Capítulo Sessenta e Três: Quando Será Que Chegará?
“O Duque Duan realmente foi um pouco volúvel, não era um bom marido, tampouco um bom pai”, disse Murong Fu. “Mas a escolha é sua. Reconhecê-lo como pai depende de você. Se quiser ser princesa de Dali, posso garantir esse título para você, mas se preferir continuar como antes, tudo permanecerá igual.”
“Prefiro ser filha dos meus pais, mesmo que meu pai seja apenas um simples camponês”, respondeu Abi, lançando um olhar furtivo para Murong Fu e corando. “Também gosto de servir ao senhor como criada, dedicando-me a você por toda a vida.”
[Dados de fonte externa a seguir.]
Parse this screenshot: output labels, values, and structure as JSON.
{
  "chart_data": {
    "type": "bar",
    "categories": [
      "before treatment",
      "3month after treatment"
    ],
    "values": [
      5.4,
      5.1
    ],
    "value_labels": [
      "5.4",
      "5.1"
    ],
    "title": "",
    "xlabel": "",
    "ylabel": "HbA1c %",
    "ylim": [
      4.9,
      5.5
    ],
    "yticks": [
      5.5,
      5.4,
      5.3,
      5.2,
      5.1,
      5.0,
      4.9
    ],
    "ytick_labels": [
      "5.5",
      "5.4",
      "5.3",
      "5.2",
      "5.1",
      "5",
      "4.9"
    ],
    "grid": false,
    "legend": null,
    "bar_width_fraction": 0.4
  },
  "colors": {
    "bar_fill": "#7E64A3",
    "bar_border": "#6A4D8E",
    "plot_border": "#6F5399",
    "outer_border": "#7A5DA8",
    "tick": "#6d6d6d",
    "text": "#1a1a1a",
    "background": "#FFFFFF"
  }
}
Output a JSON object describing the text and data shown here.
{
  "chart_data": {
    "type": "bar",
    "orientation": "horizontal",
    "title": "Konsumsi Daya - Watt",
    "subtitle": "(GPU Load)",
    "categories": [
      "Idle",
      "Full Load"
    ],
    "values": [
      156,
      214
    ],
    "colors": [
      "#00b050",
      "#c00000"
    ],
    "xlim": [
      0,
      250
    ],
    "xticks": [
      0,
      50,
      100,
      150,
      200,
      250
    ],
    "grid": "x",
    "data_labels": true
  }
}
“Abi, entendo bem seus sentimentos. Não importa quem você seja, para mim sempre foi valiosa”, disse Murong Fu, segurando suavemente a delicada mão de Abi.
Ela não se esquivou, apenas baixou a cabeça.
“No passado, vivi obcecado com a restauração do meu país e acabei negligenciando você. Não me culpa por isso, não é?”, continuou Murong Fu.
“Como poderia? A grande causa do senhor é o mais importante. Sempre soube que me trata com carinho”, respondeu Abi.
“Abi, não sofra. O Duque Duan não significa nada”, prometeu Murong Fu. “Quando eu restaurar o reino, nomearei você como minha concubina principal. Se não conseguir, viveremos juntos em reclusão em Yanziwu, e você me dará filhos. Que acha?”
Abi ficou sem saber o que dizer, respondendo com voz quase inaudível: “Sim...”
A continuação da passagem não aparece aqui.